Mas também existem outras causas que levaram o sistema previdenciário dos servidores de Pernambuco a ter menos recursos do que o imaginado na sua concepção. A engenharia financeira do sistema foi pensada num momento em que se esperava um crescimento maior para a economia. O Governo do Estado também apostava na aprovação do Projeto de Emenda Constitucional (PEC) que permite a contribuição dos aposentados.
O Poder Executivo responde por cerca de R$ 500 mil mensais das perdas geradas pelas liminares e o restante vem dos demais poderes. O Estado não poderá mais recorrer das liminares porque o Ministro Marco Aurélio, do Supremo Tribunal Federal, decidiu a favor dos servidores. Agora resta esperar pelo julgamento do mérito.

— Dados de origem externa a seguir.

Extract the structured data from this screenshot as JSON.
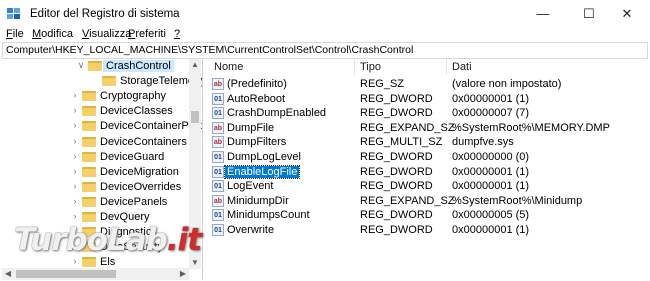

DÍVIDA – O Conselho Nacional de Previdência Pública, que reúne os gestores previdenciários de todos os Estados do País, pretende apresentar uma proposta ao Governo Federal para que este financie a dívida previdenciária dos Estados. A idéia é somá-la à dívida consolidada dos Estados. Por outro lado, uma parte dos 11,5% abatidos, por mês, da Receita Corrente do Estado para pagar a dívida pública voltaria para a previdência. O Funafin tem uma dívida de R$ 8 bilhões.